No primeiro ano lidei bem comigo, com ele, connosco. No segundo ano também, os altos e baixos eram os normais da vida. Mas quando o meu filho fez 3 anos senti-me a deslizar, a começar a voltar atrás, àqueles conflitos na relação que pareciam vir do nada, aos humores negros.
Nessa altura procurei a ajuda de um psicólogo. Consegui ir tratando do meu mal-estar nas consultas, consegui não levá-lo para casa comigo.
Ao longo das sessões, dos confrontos comigo mesma, das dúvidas, fui-me libertando, ficando mais leve, mais capaz de sentir livremente sem medo de voltar àquele buraco.
O inconsciente é uma coisa tramada quando o ignoramos, hoje sei disso. O nosso passado marca-nos sempre.
A minha mãe, a bem dizer, foi uma má mãe. Sinto que ela nunca gostou de mim (talvez tenha gostado à sua maneira), nunca se importou o suficiente. Isto reflecte-se em muitas coisas, mas para mim o pior foi crescer com o sentimento de vazio. Lembro-me, mesmo em pequena, de às vezes me chatear com ela, ficar zangada, mas nunca podia fazer nada com essa zanga, porque ela não queria saber. Isto era horrível, não estava lá para o bem, mas também não estava para o mal, nunca consegui levar as minhas emoções até ao fim, ficava sempre na dúvida.
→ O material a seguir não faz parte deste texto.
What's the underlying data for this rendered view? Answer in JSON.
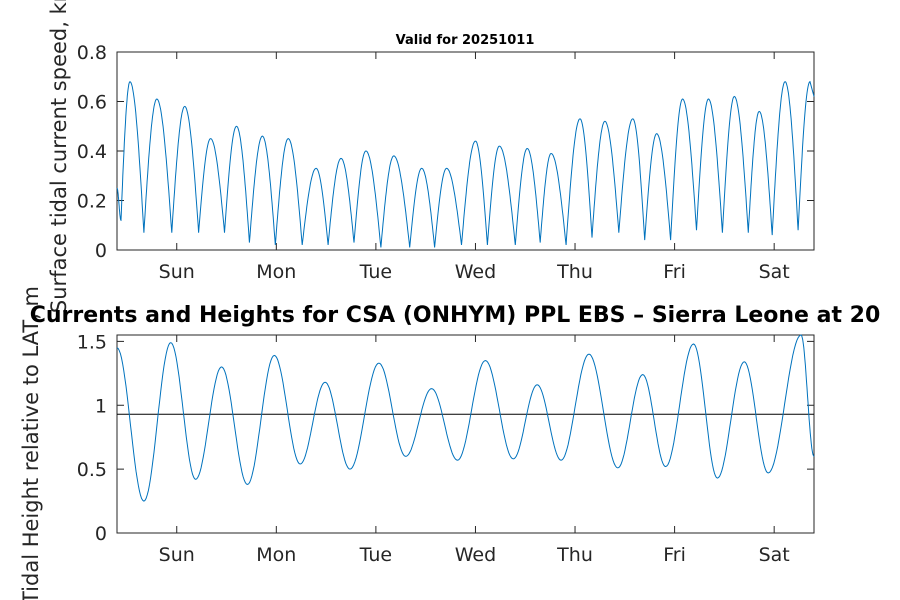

Isto ficou comigo até adulta. Para culminar, aos meus 12 anos ela deixou-nos a mim e ao meu pai.
O meu pai foi óptimo comigo, fez tudo o que pôde. Mas ficou sempre a falta da minha mãe, dos assuntos inacabados, a indiferença dela, tudo o que não disse, a dúvida a incerteza.
Daí o meu comportamento com o meu ex-namorado. Quando estava insegura tinha medo de o perder, quando não estava insegura canalizava para ele todas aquelas frustrações, todos aqueles anos de dúvida e de zangas inacabadas… e nem me apercebia que era isso que estava a fazer. Coisa engraçada, estas emoções e o passado que nos revisita quando não esperamos.
Com o tempo consegui perceber este meu padrão e consegui pô-lo de parte, deixar de o viver, de o encenar.
Agora carrego comigo uma cicatriz emocional, mas é apenas cicatriz, já não é ferida aberta. A memória de tudo o que a minha mãe não foi já não me atormenta, posso escolher não ser como ela.
Agora, no hoje, no presente vivo o que tiver de viver. A responsabilidade de ser mãe é uma alegria. A alegria de estar bem casada liberta-me para viver a vida. Já não tenho de estar sempre a pensar se o vou perder. Pode acontecer, tudo pode sempre acontecer, mas, entretanto, posso viver!”
Nenhum Conto Clínico é uma reprodução total ou aproximada de uma história real. Esta personagem é fictícia, foi vagamente construída a partir de situações clínicas, mas não representa de forma alguma uma pessoa real nem reproduz uma história real. Em contexto clínico todos os casos são tratados com confidencialidade total.